When Joseph told his father the dream of the sun, the moon, and the eleven stars, Jacob rebuked him. Targum Pseudo-Jonathan on (Genesis 37:10) reports the rebuke: What dream is this that thou hast dreamed? Shall I, and thy mother, and thy brethren, really come and bow before thee to the ground?

On the surface, Jacob is scolding. But the sages heard something else underneath. Jacob's question is not this is nonsense. His question is thy mother — and Rachel is already dead. The moon has no living referent. Jacob, the sharpest dreamer in the book of Genesis, the man who wrestled an angel and saw a ladder, cannot simply dismiss a dream. He is trying to find the flaw in it to calm his other sons, who are listening with hatred in their eyes.

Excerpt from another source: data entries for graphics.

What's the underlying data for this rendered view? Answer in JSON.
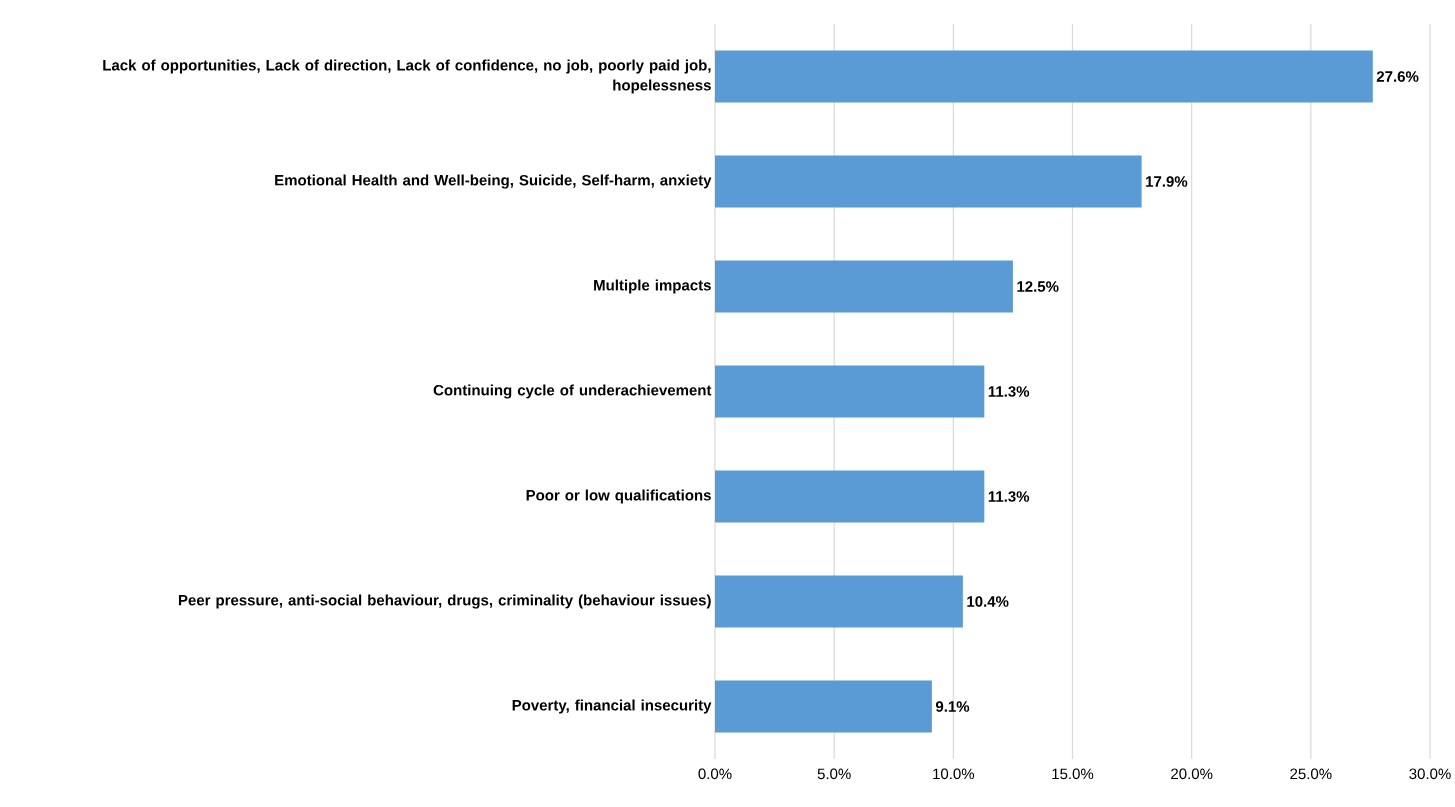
{
  "chart_data": {
    "type": "bar",
    "orientation": "horizontal",
    "categories": [
      "Lack of opportunities, Lack of direction, Lack of confidence, no job, poorly paid job, hopelessness",
      "Emotional Health and Well-being, Suicide,  Self-harm, anxiety",
      "Multiple impacts",
      "Continuing cycle of underachievement",
      "Poor or low qualifications",
      "Peer pressure, anti-social behaviour, drugs, criminality (behaviour issues)",
      "Poverty, financial insecurity"
    ],
    "values": [
      27.6,
      17.9,
      12.5,
      11.3,
      11.3,
      10.4,
      9.1
    ],
    "value_labels": [
      "27.6%",
      "17.9%",
      "12.5%",
      "11.3%",
      "11.3%",
      "10.4%",
      "9.1%"
    ],
    "color": "#5b9bd5",
    "xlim": [
      0,
      30
    ],
    "xticks": [
      {
        "value": 0,
        "label": "0.0%"
      },
      {
        "value": 5,
        "label": "5.0%"
      },
      {
        "value": 10,
        "label": "10.0%"
      },
      {
        "value": 15,
        "label": "15.0%"
      },
      {
        "value": 20,
        "label": "20.0%"
      },
      {
        "value": 25,
        "label": "25.0%"
      },
      {
        "value": 30,
        "label": "30.0%"
      }
    ],
    "grid": "x"
  }
}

Rashi, the great eleventh-century commentator from Troyes, will later note that Jacob rebuked Joseph in order to remove envy from his brothers' hearts — but the Torah itself admits, two verses later, that his father kept the matter in mind (Genesis 37:11). Jacob was not disbelieving. He was filing the dream away. He was waiting to see.

The rebuke was a kindness to the ten brothers, a protection for Joseph, and a quiet acknowledgment to himself: this dream is true, and I am afraid.

A father can see what is coming and still not be able to stop it. That, perhaps, is the deepest grief of Jacob's life. He watches the prophecy arrive in his own tent, and all he can do is pretend he doesn't believe it.